Blue/Green Deployments on AKS: Zero-Downtime Execution
To maintain maximum availability and continuous value delivery, enterprise applications must support zero-downtime deployments. A Blue/Green Deployment model accomplishes this by running two identical physical production environments—only one of which is active at any given time.
This guide outlines the architectural design, ingress-level traffic routing configurations, and database synchronization strategies required to run blue/green deployments successfully on Azure Kubernetes Service (AKS).
1. Architectural Traffic Switch
In a Kubernetes environment, the swap is executed at the Ingress controller or Service routing layer rather than by rebuilding or updating pods inside an active namespace.
2. Ingress Traffic Routing Switch
To perform the switch, we update the selectors in the Service manifests or modify the target service in our Ingress resource. Below is the configuration standard using an Nginx Ingress Controller.
2.1 Service Definitions
We maintain separate deployments and services for both Blue and Green pods.
apiVersion: v1
kind: Service
metadata:
name: qe-app-blue
namespace: qe-prod
spec:
ports:
- port: 80
targetPort: 3000
selector:
app: qe-app
version: v1 # Points to Blue deployment
---
apiVersion: v1
kind: Service
metadata:
name: qe-app-green
namespace: qe-prod
spec:
ports:
- port: 80
targetPort: 3000
selector:
app: qe-app
version: v2 # Points to Green deployment
2.2 Ingress Swap Manifest
When promoting Green to active production, the Ingress resource is modified to repoint the backend service target.

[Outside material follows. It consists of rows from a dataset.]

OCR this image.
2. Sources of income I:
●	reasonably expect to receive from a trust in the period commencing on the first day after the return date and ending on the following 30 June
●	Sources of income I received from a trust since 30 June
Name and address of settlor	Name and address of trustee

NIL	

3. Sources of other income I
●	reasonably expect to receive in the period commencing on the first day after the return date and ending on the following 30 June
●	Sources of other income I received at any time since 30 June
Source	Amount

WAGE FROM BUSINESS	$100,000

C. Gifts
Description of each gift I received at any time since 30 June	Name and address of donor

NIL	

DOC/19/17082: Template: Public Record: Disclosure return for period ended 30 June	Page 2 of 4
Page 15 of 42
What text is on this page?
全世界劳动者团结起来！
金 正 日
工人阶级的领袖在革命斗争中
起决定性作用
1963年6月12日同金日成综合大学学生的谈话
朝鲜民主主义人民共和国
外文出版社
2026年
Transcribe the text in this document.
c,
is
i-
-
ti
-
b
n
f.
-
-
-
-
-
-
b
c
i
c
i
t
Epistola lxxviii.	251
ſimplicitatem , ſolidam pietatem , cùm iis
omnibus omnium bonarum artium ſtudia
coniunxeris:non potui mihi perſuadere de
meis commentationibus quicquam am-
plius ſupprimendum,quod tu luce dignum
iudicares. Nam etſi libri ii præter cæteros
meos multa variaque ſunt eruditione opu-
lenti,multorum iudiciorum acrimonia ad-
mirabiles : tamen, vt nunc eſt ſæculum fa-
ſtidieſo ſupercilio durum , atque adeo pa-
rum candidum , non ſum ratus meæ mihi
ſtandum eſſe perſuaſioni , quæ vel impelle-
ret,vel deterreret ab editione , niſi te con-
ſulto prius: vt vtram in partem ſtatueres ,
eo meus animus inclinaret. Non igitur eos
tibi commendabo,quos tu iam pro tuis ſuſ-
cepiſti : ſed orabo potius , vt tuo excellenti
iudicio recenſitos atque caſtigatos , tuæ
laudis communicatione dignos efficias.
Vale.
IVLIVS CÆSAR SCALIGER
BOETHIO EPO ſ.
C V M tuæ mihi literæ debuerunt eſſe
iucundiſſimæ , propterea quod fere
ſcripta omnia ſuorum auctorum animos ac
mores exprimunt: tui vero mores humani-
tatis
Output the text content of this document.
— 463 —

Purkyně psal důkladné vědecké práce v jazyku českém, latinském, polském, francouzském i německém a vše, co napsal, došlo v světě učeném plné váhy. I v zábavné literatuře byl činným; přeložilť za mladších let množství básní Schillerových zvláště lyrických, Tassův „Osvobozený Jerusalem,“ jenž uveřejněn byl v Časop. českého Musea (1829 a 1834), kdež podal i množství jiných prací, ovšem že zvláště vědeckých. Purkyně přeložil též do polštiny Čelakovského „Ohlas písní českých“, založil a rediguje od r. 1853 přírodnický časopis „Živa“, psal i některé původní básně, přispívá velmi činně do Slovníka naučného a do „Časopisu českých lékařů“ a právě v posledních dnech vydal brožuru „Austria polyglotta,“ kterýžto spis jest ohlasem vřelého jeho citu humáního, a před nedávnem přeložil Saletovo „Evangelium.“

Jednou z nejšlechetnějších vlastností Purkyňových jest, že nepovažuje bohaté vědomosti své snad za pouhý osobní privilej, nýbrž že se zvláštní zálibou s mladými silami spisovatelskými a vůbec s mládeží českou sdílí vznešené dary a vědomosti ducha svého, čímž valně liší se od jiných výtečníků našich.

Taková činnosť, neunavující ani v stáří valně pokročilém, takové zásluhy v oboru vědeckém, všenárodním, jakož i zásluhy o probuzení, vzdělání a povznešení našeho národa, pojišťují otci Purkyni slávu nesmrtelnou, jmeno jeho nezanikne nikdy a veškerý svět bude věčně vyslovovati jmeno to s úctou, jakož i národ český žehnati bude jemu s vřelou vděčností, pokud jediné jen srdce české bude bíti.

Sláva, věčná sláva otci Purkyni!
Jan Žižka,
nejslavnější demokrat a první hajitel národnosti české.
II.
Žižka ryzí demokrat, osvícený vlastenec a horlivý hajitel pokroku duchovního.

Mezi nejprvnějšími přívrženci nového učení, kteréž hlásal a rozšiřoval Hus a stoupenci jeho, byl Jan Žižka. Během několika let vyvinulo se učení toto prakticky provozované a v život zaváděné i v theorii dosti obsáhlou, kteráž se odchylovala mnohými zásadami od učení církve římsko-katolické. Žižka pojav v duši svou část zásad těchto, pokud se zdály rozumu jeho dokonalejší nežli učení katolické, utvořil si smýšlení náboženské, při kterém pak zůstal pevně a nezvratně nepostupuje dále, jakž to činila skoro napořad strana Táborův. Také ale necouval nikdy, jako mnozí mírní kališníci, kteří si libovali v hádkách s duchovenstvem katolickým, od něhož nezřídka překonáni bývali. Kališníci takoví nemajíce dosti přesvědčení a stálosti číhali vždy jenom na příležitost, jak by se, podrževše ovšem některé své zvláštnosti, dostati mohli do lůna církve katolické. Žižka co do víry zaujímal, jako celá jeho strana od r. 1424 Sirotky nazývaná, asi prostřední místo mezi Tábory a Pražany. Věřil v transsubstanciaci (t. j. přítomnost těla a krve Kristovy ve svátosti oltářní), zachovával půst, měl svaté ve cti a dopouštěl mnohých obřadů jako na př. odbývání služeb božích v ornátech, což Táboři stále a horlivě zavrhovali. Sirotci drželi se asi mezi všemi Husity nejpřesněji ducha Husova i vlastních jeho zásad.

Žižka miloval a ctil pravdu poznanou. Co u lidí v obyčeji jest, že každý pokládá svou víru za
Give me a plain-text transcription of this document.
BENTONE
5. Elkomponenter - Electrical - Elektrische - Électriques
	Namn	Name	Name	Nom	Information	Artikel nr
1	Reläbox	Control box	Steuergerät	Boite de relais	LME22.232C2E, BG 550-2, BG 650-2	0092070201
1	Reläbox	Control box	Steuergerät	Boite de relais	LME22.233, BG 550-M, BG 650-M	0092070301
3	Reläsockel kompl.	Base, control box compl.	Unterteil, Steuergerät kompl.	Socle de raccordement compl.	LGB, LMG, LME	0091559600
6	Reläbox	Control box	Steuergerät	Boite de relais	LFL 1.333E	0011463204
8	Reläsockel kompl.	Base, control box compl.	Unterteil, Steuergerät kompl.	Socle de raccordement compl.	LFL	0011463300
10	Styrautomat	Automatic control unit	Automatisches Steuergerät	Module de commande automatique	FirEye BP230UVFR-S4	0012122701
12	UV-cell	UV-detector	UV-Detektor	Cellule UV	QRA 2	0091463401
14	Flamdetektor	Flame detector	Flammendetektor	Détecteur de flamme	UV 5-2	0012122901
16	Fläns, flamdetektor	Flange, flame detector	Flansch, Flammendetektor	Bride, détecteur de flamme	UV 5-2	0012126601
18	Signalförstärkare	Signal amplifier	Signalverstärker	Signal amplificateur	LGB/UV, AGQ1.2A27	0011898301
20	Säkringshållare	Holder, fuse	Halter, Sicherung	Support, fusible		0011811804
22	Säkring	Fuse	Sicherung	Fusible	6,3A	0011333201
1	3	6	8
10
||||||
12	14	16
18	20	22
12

apiVersion: networking.k8s.io/v1
kind: Ingress
metadata:
name: qe-app-ingress
namespace: qe-prod
annotations:
kubernetes.io/ingress.class: nginx
spec:
rules:
- host: portal.qestrategy.com
http:
paths:
- path: /
pathType: Prefix
backend:
service:
name: qe-app-green # Swap from qe-app-blue to qe-app-green
port:
number: 80
3. The Data Tier: Expand-Contract Pattern
A primary challenge of Blue/Green deployment is database schema compatibility. If the database schema is updated, the active "Blue" (v1) and standby "Green" (v2) environments must both be able to read and write to the database simultaneously during the transition phase.
We solve this using the Expand-Contract Pattern:
- Expand (Phase 1): Apply database schema changes that are additive only (e.g., adding a new column that is nullable, or creating a new table). Do not remove or rename old columns.
- Deploy (Phase 2): Deploy the Green (v2) pods. Since the database schema changes were additive, both Blue (v1) and Green (v2) run smoothly.
- Swap (Phase 3): Shift the Ingress traffic routing to Green (v2).
- Contract (Phase 4): Once Green has run stably in production and the rollback window is closed, execute a final database script to clean up old, unused tables and columns.
4. Gated Validation & Rollback
4.1 Gated Automation Checks
Before switching the Ingress backend:
- Execute E2E Playwright verification tests against the standby Service endpoint (e.g.,
http://qe-app-green.qe-prod.svc.cluster.local) to ensure the build is fully operational in the production cluster environment. - Once E2E checks pass, trigger the traffic swap.
4.2 Instantaneous Rollback
If metrics degrade immediately after the switch:
- Repoint the Ingress backend service target back to
qe-app-blue. - Apply the Ingress manifest.
- All traffic is redirected back to the stable Blue pods in milliseconds without requiring pod recreation or code redeployments.